A teoria walloniana considera a criança um ser global em seus aspectos afetivo, cognitivo e motor. Atribui, ainda, ao meio social um papel fundamental na formação e desenvolvimento da criança, tendo a observação sido utilizada como método essencial para compreender as atitudes e comportamentos infantis.
Falar da influência do meio, isto é, do contexto da criança sobre seu desenvolvimento, implica aspectos múltiplos: o ambiente físico, as pessoas que convivem com a criança, a linguagem e o conhecimento utilizados, o fato de esta criança ser mais ou menos estimulada, de receber mais ou menos atenção, de ser ou não acolhida. Estes aspectos interagem e tanto podem contribuir para o desenvolvimento da criança como para impedi-lo ou prejudicá-lo. Cada criança tem suas particularidades e uma história de vida diferenciada, por isso, cada uma tem um desenvolvimento próprio, inclusive aquelas que têm a mesma faixa etária. Mesmo gêmeos que estejam no mesmo ambiente podem ter processos diferentes: falar, andar ou se alfabetizar em momentos diversos, por exemplo. Isto porque se apropriam dos recursos que o meio oferece também de formas diferenciadas.
Assim, não devemos comparar nossas crianças ao amiguinho, ao primo ou a quem quer que seja. Cada um tem seu tempo e suas características. A ansiedade dos pais porque o vizinho, o priminho e a filha da amiga já estão lendo, mas seu filho ainda não, pode gerar ansiedade também na criança, assim como insegurança. Crianças se ressentem muito com as emoções dos que a cercam, é o chamado contágio emocional.
O processo de desenvolvimento passa por etapas progressivas, mas não é contínuo, podem ocorrer estagnações ou retrocessos. O processo de desenvolvimento é comparado pelo autor a um pêndulo: progride, volta ao anterior, regride, volta a progredir. Também ocorrem alternâncias entre a predominância dos aspectos cognitivos ou afetivos, entretanto sempre se mantêm integrados no processo de desenvolvimento: os afetos influenciam as relações e os processos de aprendizagem, e o corpo é o veículo principal de expressão intelectual e afetiva. Vale observar que a palavra afeto aqui não tem o mesmo sentido de carinho, mas daquilo que nos afeta, de nossos sentimentos e emoções: alegria, tristeza, raiva, medo, entre outros.

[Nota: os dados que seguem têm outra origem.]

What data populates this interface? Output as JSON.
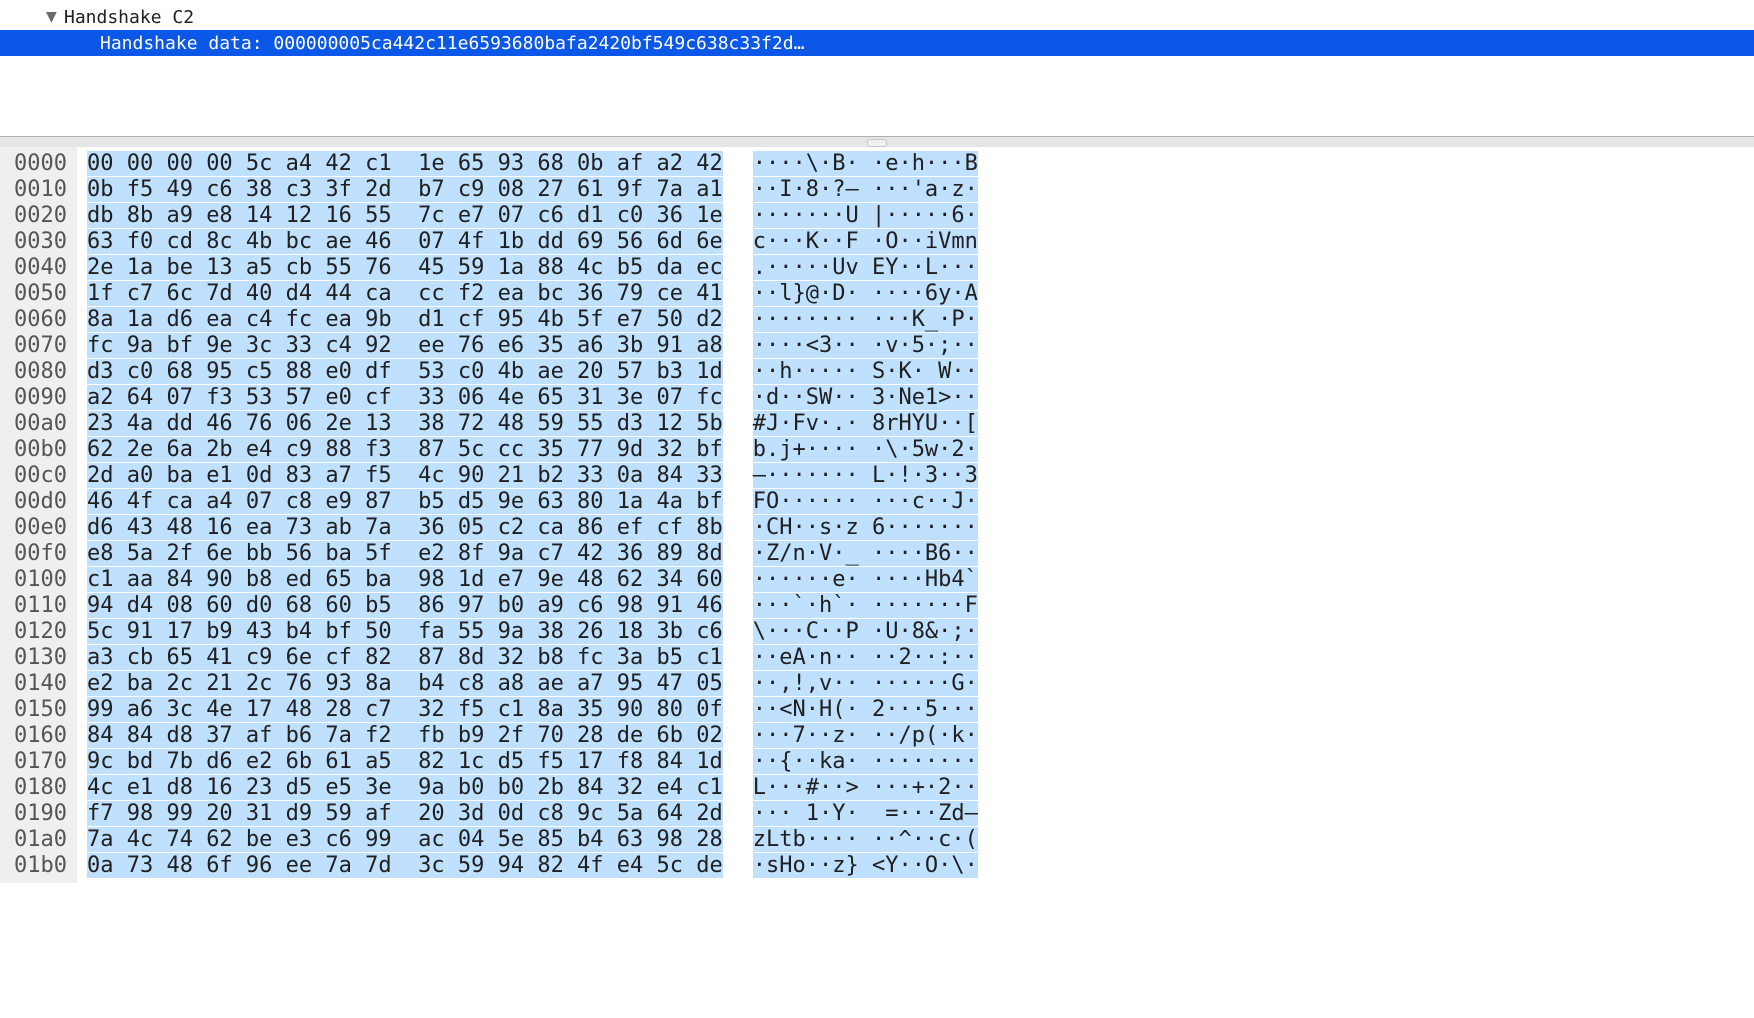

Enumero algumas lições que Wallon legou para todos nós, educadores, tanto pais quanto professores:
* O movimento é fundamental para que o pensamento se desenvolva e se organize;
* É importante que pais e professores saibam lidar com suas próprias emoções, pois estas influenciam sua atuação assim como o comportamento das crianças. As emoções são contagiosas. Já repararam que, na escolinha, quando uma criança chora, é uma choradeira geral? E que quando estamos mais agitados, as crianças também ficam?

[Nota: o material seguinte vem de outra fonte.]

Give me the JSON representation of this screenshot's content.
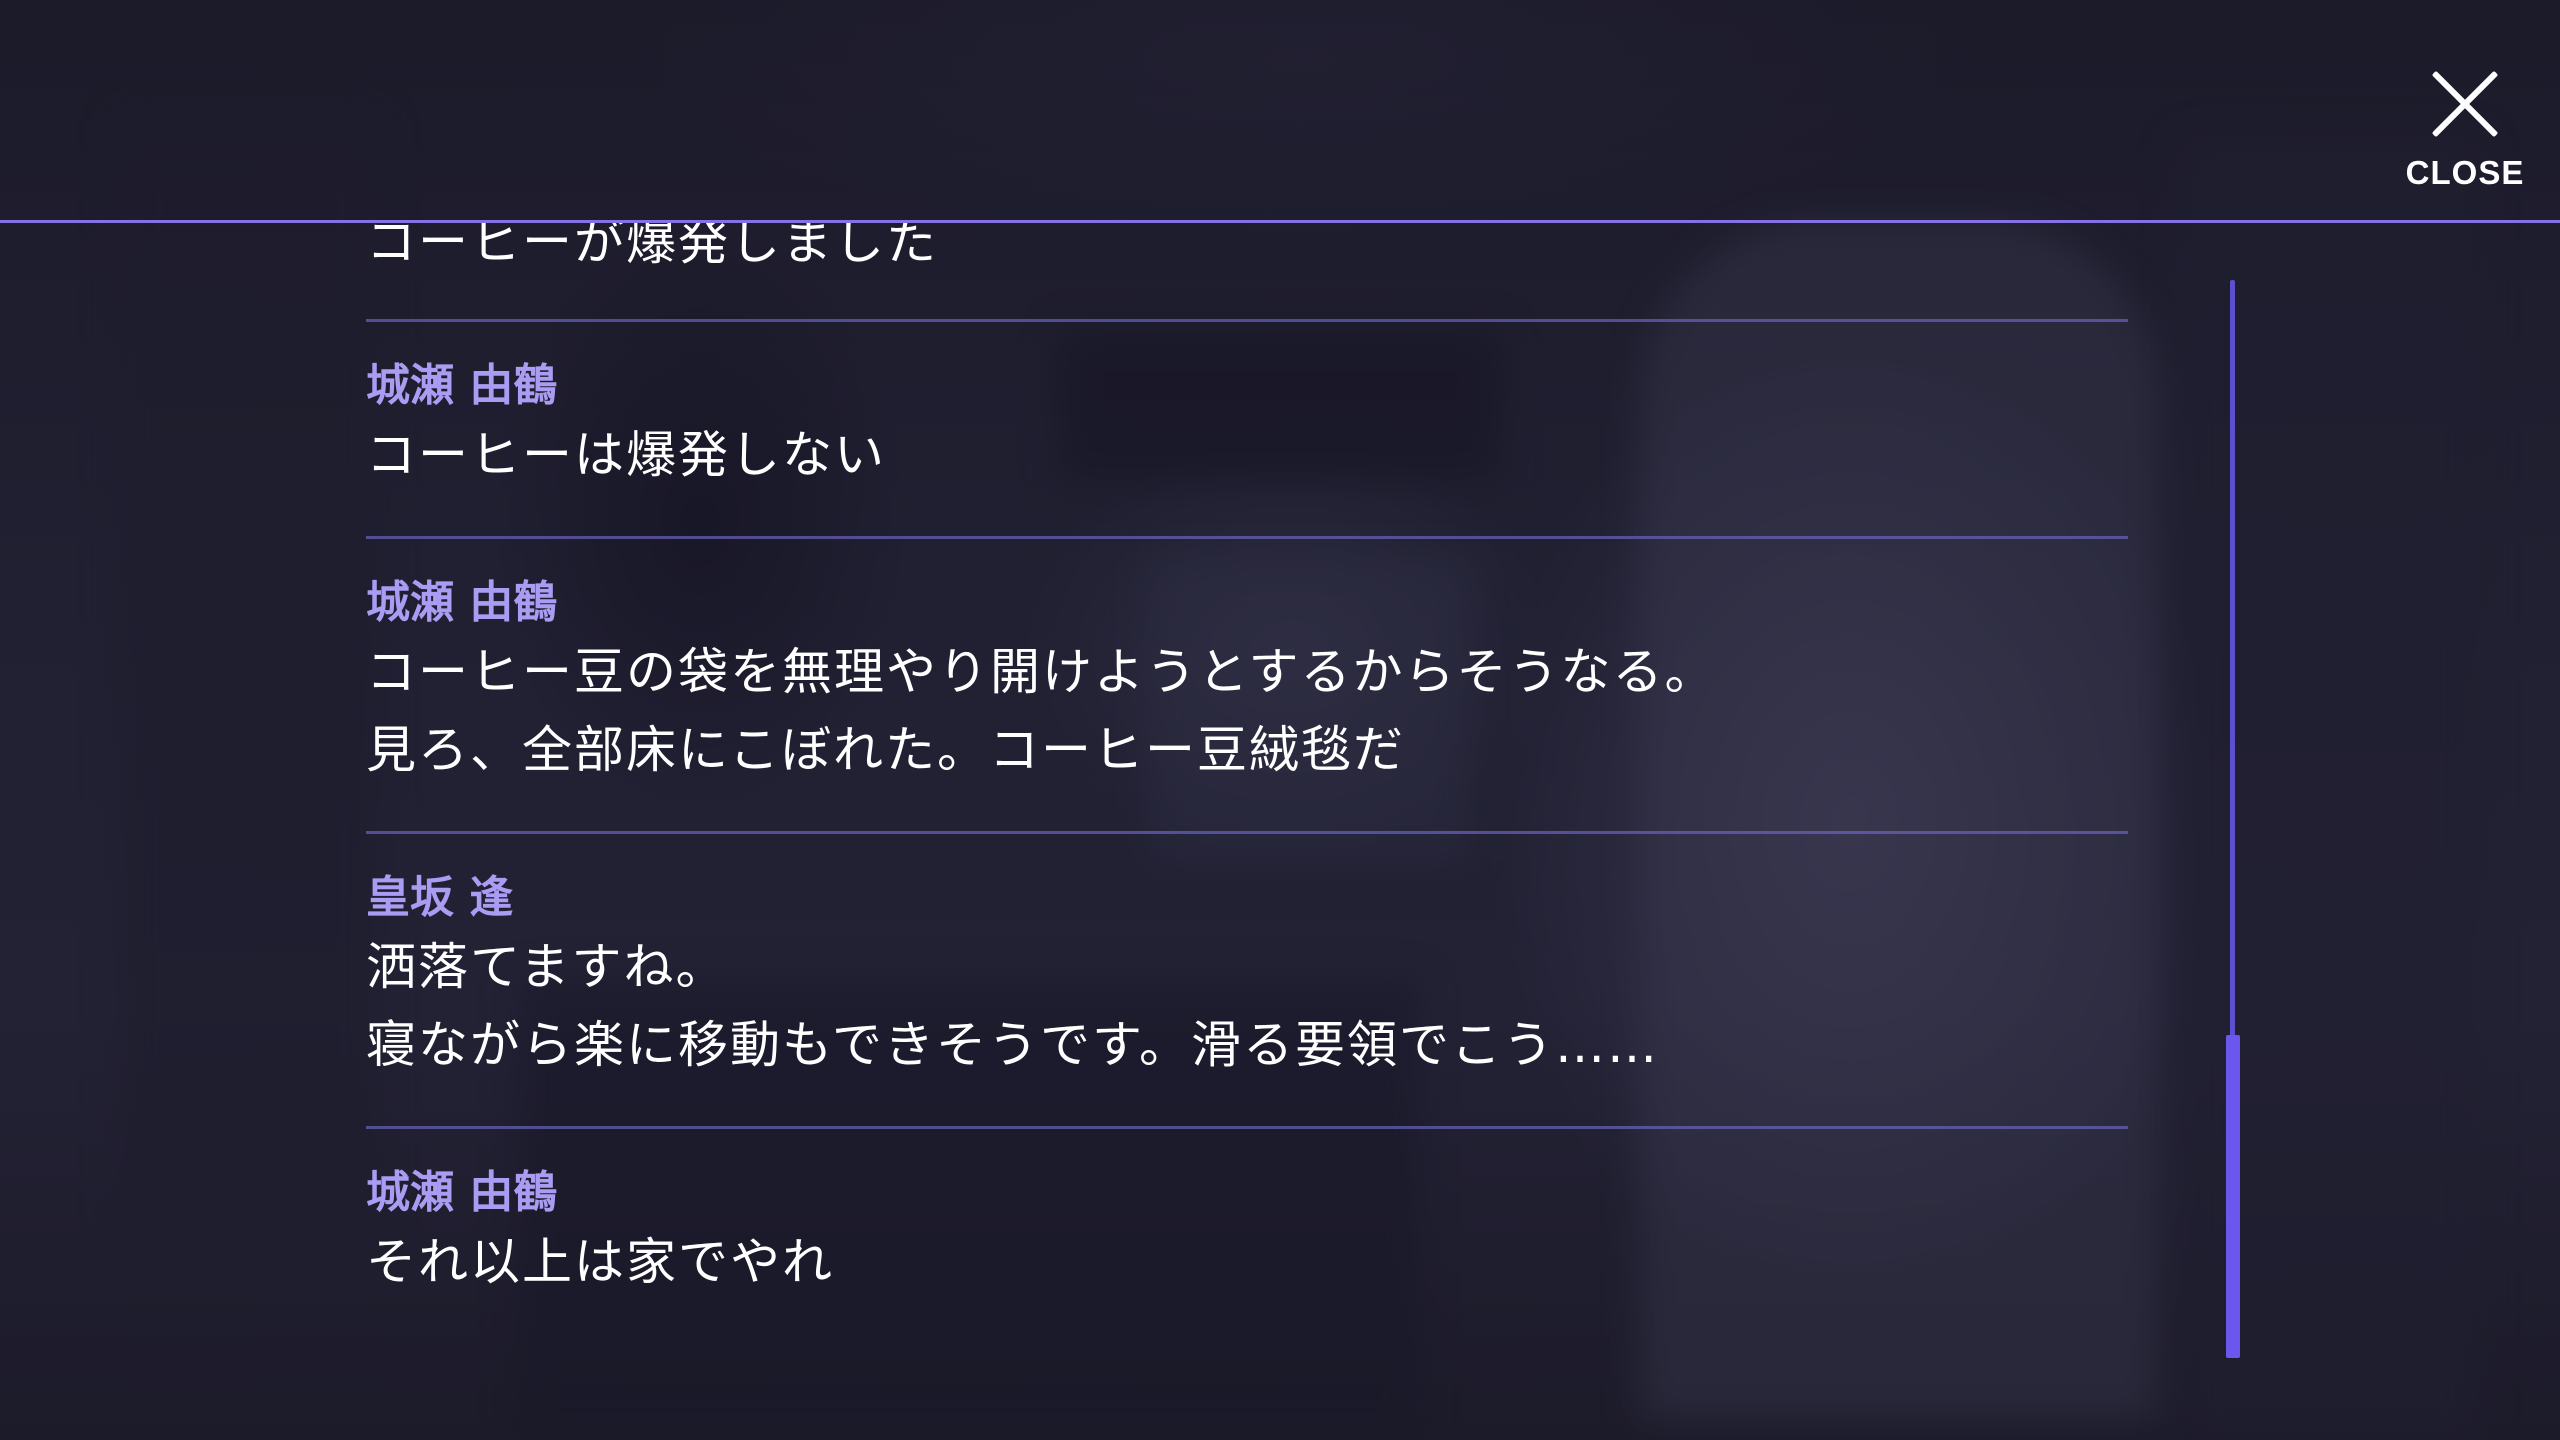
{
  "header": {
    "close_label": "CLOSE"
  },
  "log": {
    "entries": [
      {
        "speaker": "",
        "lines": [
          "コーヒーが爆発しました"
        ]
      },
      {
        "speaker": "城瀬 由鶴",
        "lines": [
          "コーヒーは爆発しない"
        ]
      },
      {
        "speaker": "城瀬 由鶴",
        "lines": [
          "コーヒー豆の袋を無理やり開けようとするからそうなる。",
          "見ろ、全部床にこぼれた。コーヒー豆絨毯だ"
        ]
      },
      {
        "speaker": "皇坂 逢",
        "lines": [
          "洒落てますね。",
          "寝ながら楽に移動もできそうです。滑る要領でこう……"
        ]
      },
      {
        "speaker": "城瀬 由鶴",
        "lines": [
          "それ以上は家でやれ"
        ]
      }
    ]
  },
  "scroll": {
    "position_fraction": 0.7
  },
  "colors": {
    "accent": "#8670e6",
    "speaker": "#a99cf2",
    "text": "#ffffff"
  }
}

* Outro ponto importante é a necessidade de aprender a ler os sinais que as crianças emitem, pois a infância é a fase em que as emoções se mostram com mais facilidade, é quando podemos interpretar as pistas fornecidas pela respiração, postura, fisionomia, entonação da fala, pelo olhar e pelos gestos com mais facilidade. Especialmente quando há mudanças marcantes, como uma criança que não que falar, comer, brincar…
* Tanto o movimento excessivo, quanto a sua “ausência” podem revelar a presença de uma determinada emoção. Criança muito quieta deve fazer com que o nosso sinal de alerta funcione.
* É papel da escola também promover o desenvolvimento da personalidade da criança, o que significa ir além do mero desenvolvimento das funções intelectuais; os progressos da inteligência que são, especialmente, responsabilidade do professor, dependem, em grande parte, do desenvolvimento da afetividade e da motricidade.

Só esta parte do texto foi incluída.